Defendant's arguments on appeal are not persuasive. He agreed, when hired, to assume the role of guarantor of any customer deficits (a common practice in this volatile field), and thus became an original promisor for whose personal benefit (i.e., employment) the promise was made (see White v Rintoul, 108 N.Y. 222, 227; Siegel Trading Co. v Ungar, 422 F.Supp. 1064; Calamari, The Suretyship Statute of Frauds, 27 Fordham L Rev 332). The Statute of Frauds is therefore inapplicable and an oral promise suffices.* Moreover, defendant's duties as an account representative with the plaintiff involved the exercise of independent judgment in determining for himself which customers to solicit and the extent to which he should advise them and accept their orders to "buy" and "sell". As such, he acted in an administrative or executive capacity, so that his terms of employment cannot be considered in violation of section 193 of the Labor Law (see exception in Labor Law, § 190, subd 6).

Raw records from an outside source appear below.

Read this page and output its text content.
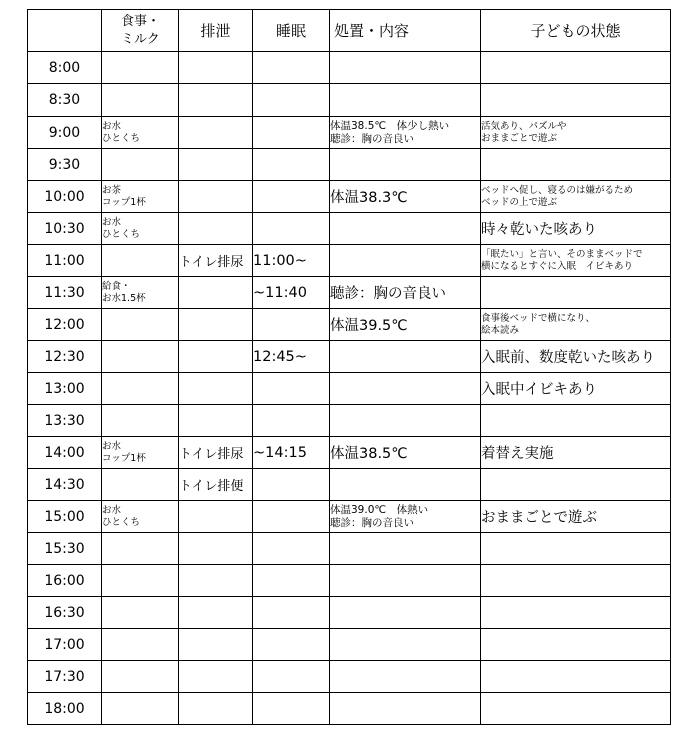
	食事・
ミルク	排泄	睡眠	処置・内容	子どもの状態
8:00					
8:30					
9:00	お水
ひとくち			体温38.5℃　体少し熱い
聴診：胸の音良い	活気あり、パズルや
おままごとで遊ぶ
9:30					
10:00	お茶
コップ1杯			体温38.3℃	ベッドへ促し、寝るのは嫌がるため
ベッドの上で遊ぶ
10:30	お水
ひとくち				時々乾いた咳あり
11:00		トイレ排尿	11:00~		「眠たい」と言い、そのままベッドで
横になるとすぐに入眠　イビキあり
11:30	給食・
お水1.5杯		~11:40	聴診：胸の音良い	
12:00				体温39.5℃	食事後ベッドで横になり、
絵本読み
12:30			12:45~		入眠前、数度乾いた咳あり
13:00					入眠中イビキあり
13:30					
14:00	お水
コップ1杯	トイレ排尿	~14:15	体温38.5℃	着替え実施
14:30		トイレ排便			
15:00	お水
ひとくち			体温39.0℃　体熱い
聴診：胸の音良い	おままごとで遊ぶ
15:30					
16:00					
16:30					
17:00					
17:30					
18:00					
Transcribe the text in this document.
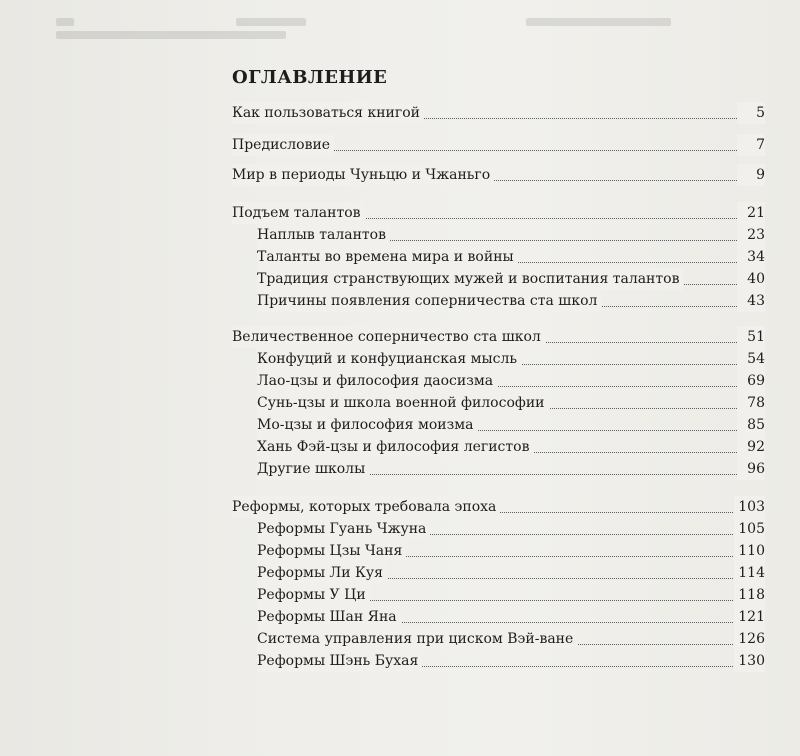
ОГЛАВЛЕНИЕ
Как пользоваться книгой	5
Предисловие	7
Мир в периоды Чуньцю и Чжаньго	9
Подъем талантов	21
Наплыв талантов	23
Таланты во времена мира и войны	34
Традиция странствующих мужей и воспитания талантов	40
Причины появления соперничества ста школ	43
Величественное соперничество ста школ	51
Конфуций и конфуцианская мысль	54
Лао-цзы и философия даосизма	69
Сунь-цзы и школа военной философии	78
Мо-цзы и философия моизма	85
Хань Фэй-цзы и философия легистов	92
Другие школы	96
Реформы, которых требовала эпоха	103
Реформы Гуань Чжуна	105
Реформы Цзы Чаня	110
Реформы Ли Куя	114
Реформы У Ци	118
Реформы Шан Яна	121
Система управления при циском Вэй-ване	126
Реформы Шэнь Бухая	130
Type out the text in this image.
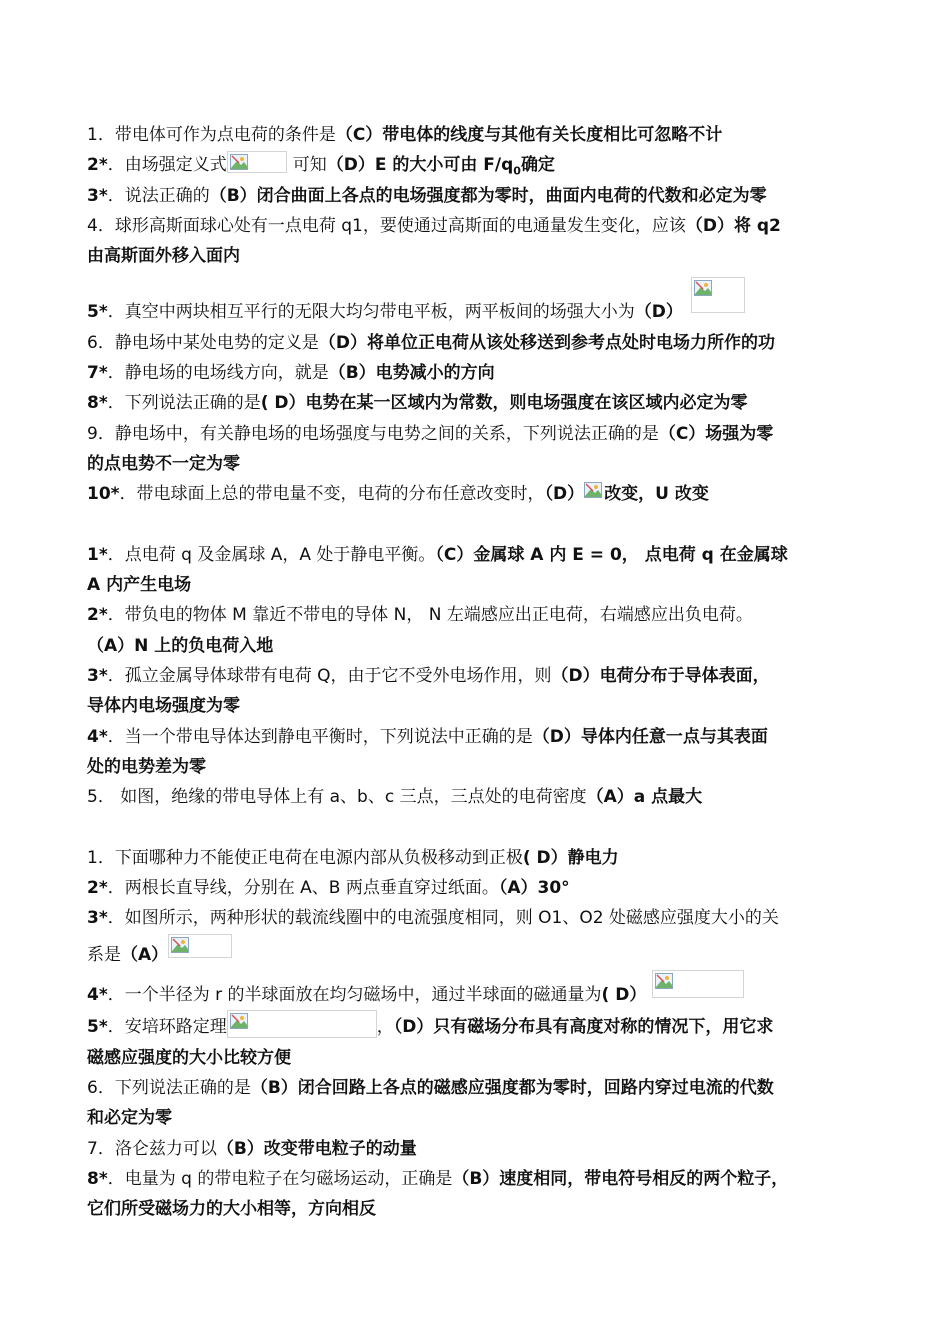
1．带电体可作为点电荷的条件是（C）带电体的线度与其他有关长度相比可忽略不计
2*．由场强定义式	可知（D）E 的大小可由 $F/q_0$确定
3*．说法正确的（B）闭合曲面上各点的电场强度都为零时，曲面内电荷的代数和必定为零
4．球形高斯面球心处有一点电荷 q1，要使通过高斯面的电通量发生变化，应该（D）将 q2
由高斯面外移入面内
5*．真空中两块相互平行的无限大均匀带电平板，两平板间的场强大小为（D）
6．静电场中某处电势的定义是（D）将单位正电荷从该处移送到参考点处时电场力所作的功
7*．静电场的电场线方向，就是（B）电势减小的方向
8*．下列说法正确的是( D）电势在某一区域内为常数，则电场强度在该区域内必定为零
9．静电场中，有关静电场的电场强度与电势之间的关系，下列说法正确的是（C）场强为零
的点电势不一定为零
10*．带电球面上总的带电量不变，电荷的分布任意改变时，（D） 改变，U 改变
1*．点电荷 q 及金属球 A，A 处于静电平衡。（C）金属球 A 内 E = 0， 点电荷 q 在金属球
A 内产生电场
2*．带负电的物体 M 靠近不带电的导体 N， N 左端感应出正电荷，右端感应出负电荷。
（A）N 上的负电荷入地
3*．孤立金属导体球带有电荷 Q，由于它不受外电场作用，则（D）电荷分布于导体表面，
导体内电场强度为零
4*．当一个带电导体达到静电平衡时，下列说法中正确的是（D）导体内任意一点与其表面
处的电势差为零
5． 如图，绝缘的带电导体上有 a、b、c 三点，三点处的电荷密度（A）a 点最大
1．下面哪种力不能使正电荷在电源内部从负极移动到正极( D）静电力
2*．两根长直导线，分别在 A、B 两点垂直穿过纸面。（A）30°
3*．如图所示，两种形状的载流线圈中的电流强度相同，则 O1、O2 处磁感应强度大小的关
系是（A）
4*．一个半径为 r 的半球面放在均匀磁场中，通过半球面的磁通量为( D）
5*．安培环路定理	，（D）只有磁场分布具有高度对称的情况下，用它求
磁感应强度的大小比较方便
6．下列说法正确的是（B）闭合回路上各点的磁感应强度都为零时，回路内穿过电流的代数
和必定为零
7．洛仑兹力可以（B）改变带电粒子的动量
8*．电量为 q 的带电粒子在匀磁场运动，正确是（B）速度相同，带电符号相反的两个粒子，
它们所受磁场力的大小相等，方向相反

During the trial, counsel for the plaintiff stipulated that the total deficit from defendant's customers should be reduced by the sum of $7,000, that sum representing moneys received from one of defendant's customers in repayment of his deficit. Somewhat similarly, defendant's motion for a new trial was based upon "newly discovered evidence" that stipulations of settlement between plaintiff and two of defendant's other customers warranted a further reduction in the deficit total. This motion was properly denied (see CPLR 5015, subd [a], par 2). However, as plaintiff concedes in its brief, the defendant must be credited with any future payments received from any of his "customers for deficits in their accounts [recovered] by way of suit or otherwise." Accordingly, the action should be remitted to Trial Term for a computation of the amount presently due and owing to plaintiff and for a corresponding reduction in the amount of the judgment. Plaintiff shall keep defendant apprised of any such payments received in futuro and accord him a corresponding credit. In order to insure that the foregoing is accomplished with a minimum of difficulty and delay, we are directing that the court retain jurisdiction for the purpose of enforcing the entry of partial or complete satisfactions of judgment as justice and the facts of the case may require (see 5 Weinstein-Korn-Miller, NY Civ Prac, par 5020.03; cf. Walker Discount Corp. v Valley Banquet Hall, 35 Misc.2d 697).

Judgment of the Supreme Court, Suffolk County, entered August 28, 1978, modified, on the law, the facts and as a matter of discretion, by adding thereto a provision that the amount awarded plaintiff as damages should be reduced by the sums, if any, actually collected from defendant's customers but not yet reflected in the judgment. As so modified, judgment affirmed, without costs or disbursements, and action remitted to Trial Term for further proceediings consistent with the opinion herein. The court shall retain jurisdiction for the purpose of enforcing the execution and filing of partial or complete satisfactions of judgment (see CPLR 5020, 5021).

Order of the same court, entered November 20, 1978, affirmed, without costs or disbursements.

FootNotes


* In the alternative, appellant might conceivably be viewed as an agent del credere, whose promise is also without the Statute of Frauds (see Sherwood v Stone, 14 N.Y. 267; 2 Corbin, Contracts, § 389).